His vision cleared. The rain had slowed to a dreary drizzle. A few feet away the wreckage of
Fujin
burned, bits of debris scattered like bread crumbs across the ground.
Nausea clenched Balin’s stomach. He touched his side, which had been sliced open. The laceration was shallow, but without proper healing or attention, it would quickly become infected.
“Cythra’s tits, where am I?”
He recalled the damnable Captain Reincore riding into a storm and himself seizing the single-pilot aircraft, but the rest seemed to turn into a supernova that imploded inside his mind. Balin let out a struggled breath. Given the storm, he had no idea where he might be.
The sky had warmed into a pale gray as dawn approached. He could make out treetops and a ledge. Cautiously Balin approached the cliff side. It was a sheer drop, a good fifty miles down.
“I’ll be Cythra’s bitch. A bloody mountain. I landed on fucking Mount Helikon,” Balin said as he venomously spat on the ground.
If his judgment was right, they should have been close to Canaan. The only mountain in the area was the terrifying Mount Helikon, a slumbering stone giant.
Balin turned slowly to face the fiery
Fujin
. It was as if a great beast had disemboweled the aircraft. The magical aether ring had been shattered. There was nothing left to salvage.
It would have to do. He had to find a way off the mountain and into Canaan. From there he could find a medicus to heal his wounds, and take passage to Civitatem Aurum.
But first, he would need to find a way down from the ledge. In the distance, Balin heard the bay of Pheorian wolves.
Chapter Two
Race of the Wolves
There in the wilderness, at the mercy of nature, Balin dug his own grave. He had been hunted like game, herded deeper into the unknown. With nothing but the clothes on his back and a bloodstained dagger, he struggled to find shelter and salvation.
The acrid stench of hell—a collective odor of shit, blood, and decay—wafted off him like a beacon. If he didn’t find humanity soon, somewhere to seek protection, he was as good as gone. But Balin wasn’t ready to give up. Death may have been a shadow behind him, waiting to rise up and consume his soul, but he wouldn’t lie down without a fight.
Tree branches slapped his already mangled face. The sting went unnoticed as he sprinted through the forest.

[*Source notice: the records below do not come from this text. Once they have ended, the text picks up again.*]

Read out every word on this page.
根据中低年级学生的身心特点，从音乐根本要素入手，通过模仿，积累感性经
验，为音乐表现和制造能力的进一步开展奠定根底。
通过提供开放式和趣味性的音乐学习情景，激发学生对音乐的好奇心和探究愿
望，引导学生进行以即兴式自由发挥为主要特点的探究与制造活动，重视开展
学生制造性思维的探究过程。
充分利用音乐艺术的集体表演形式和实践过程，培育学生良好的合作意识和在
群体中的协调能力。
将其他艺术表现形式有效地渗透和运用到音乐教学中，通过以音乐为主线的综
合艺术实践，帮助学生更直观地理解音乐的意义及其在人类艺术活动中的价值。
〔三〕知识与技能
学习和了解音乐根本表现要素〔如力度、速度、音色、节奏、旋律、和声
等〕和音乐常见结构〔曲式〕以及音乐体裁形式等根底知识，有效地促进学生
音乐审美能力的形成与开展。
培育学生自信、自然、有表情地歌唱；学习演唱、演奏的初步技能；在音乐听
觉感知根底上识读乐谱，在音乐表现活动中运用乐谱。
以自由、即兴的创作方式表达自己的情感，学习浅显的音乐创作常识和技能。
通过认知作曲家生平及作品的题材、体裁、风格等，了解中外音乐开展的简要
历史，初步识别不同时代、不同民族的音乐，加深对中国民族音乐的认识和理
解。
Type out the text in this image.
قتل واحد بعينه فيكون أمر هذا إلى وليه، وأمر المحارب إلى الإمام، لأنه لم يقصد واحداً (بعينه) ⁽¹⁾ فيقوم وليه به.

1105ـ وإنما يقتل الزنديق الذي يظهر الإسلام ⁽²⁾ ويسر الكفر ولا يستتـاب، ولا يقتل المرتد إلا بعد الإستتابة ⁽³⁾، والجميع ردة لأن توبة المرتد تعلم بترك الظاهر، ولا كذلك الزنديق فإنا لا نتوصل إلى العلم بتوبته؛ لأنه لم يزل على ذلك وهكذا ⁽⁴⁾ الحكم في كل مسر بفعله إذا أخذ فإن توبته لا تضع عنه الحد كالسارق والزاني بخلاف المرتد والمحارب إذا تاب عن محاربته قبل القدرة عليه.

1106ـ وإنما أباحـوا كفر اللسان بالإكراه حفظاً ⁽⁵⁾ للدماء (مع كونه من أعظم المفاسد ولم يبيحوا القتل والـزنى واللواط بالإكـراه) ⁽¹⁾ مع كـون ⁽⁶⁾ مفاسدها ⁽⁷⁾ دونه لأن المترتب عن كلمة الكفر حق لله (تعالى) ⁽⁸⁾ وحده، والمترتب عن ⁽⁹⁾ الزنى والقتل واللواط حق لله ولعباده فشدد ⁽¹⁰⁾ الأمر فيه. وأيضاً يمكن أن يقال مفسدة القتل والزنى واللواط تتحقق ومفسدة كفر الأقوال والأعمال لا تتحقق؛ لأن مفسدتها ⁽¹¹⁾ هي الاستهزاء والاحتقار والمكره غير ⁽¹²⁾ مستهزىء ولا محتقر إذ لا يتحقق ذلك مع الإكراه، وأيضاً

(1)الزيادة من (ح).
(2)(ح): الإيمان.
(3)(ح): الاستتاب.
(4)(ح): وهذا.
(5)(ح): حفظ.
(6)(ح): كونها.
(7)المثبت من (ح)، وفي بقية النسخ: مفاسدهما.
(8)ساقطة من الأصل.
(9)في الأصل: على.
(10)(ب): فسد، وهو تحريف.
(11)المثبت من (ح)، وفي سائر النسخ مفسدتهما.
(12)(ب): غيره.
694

Behind him he could hear the howl of Pheorian wolves.
Speckles of sunlight flickered through the thick canopy overhead. Was it truly day? His sense of time had been banished along with the rest of his sanity.
The pain that coiled through his body became a second thought. His shoulder was stiff where one of the wolves had tried to take out his throat during a hairy run-in. If he didn’t die at the hands of the land, he would surely die of infection and blood loss. His knee, which had been banged up during a fall from a short cliff, made it hard to run. Each step faltered as he moved deeper into the woods, praying to a god he didn’t believe in that there was an outlet somewhere.
A warm wind whistled through the trees and cooled the sweat that poured down his body. He stumbled to a stop and leaned heavily against an oak. The cries seemed farther away, as if they had begun to recede like the tide.
“Have I finally escaped those damnable monsters?” Balin pondered as he squeezed his fist into a ball. The emotions that steeped inside him threatened to destroy his composure. An ache that had nothing to do with his wounds compressed his heart. Each breath he sucked in made his chest grow tighter and tighter.
He was a hardened man. Emotions were of no use to him. He lived his life bound by shadows. Even now, when he was finally ready to step into the light, he knew he could never truly leave the darkness. Once a person had danced with the shadows, made love with the night, there was no turning back.
I must try, though
. He gathered his breath, his strength. Trying meant surviving, meant making it out of the woods and completing the job he had been sent to do.
One more kill and he could be done with his life as an assassin, could return home after being gone for so long.
Balin pushed away from the tree and shook his head. “I can’t stop. Not yet.”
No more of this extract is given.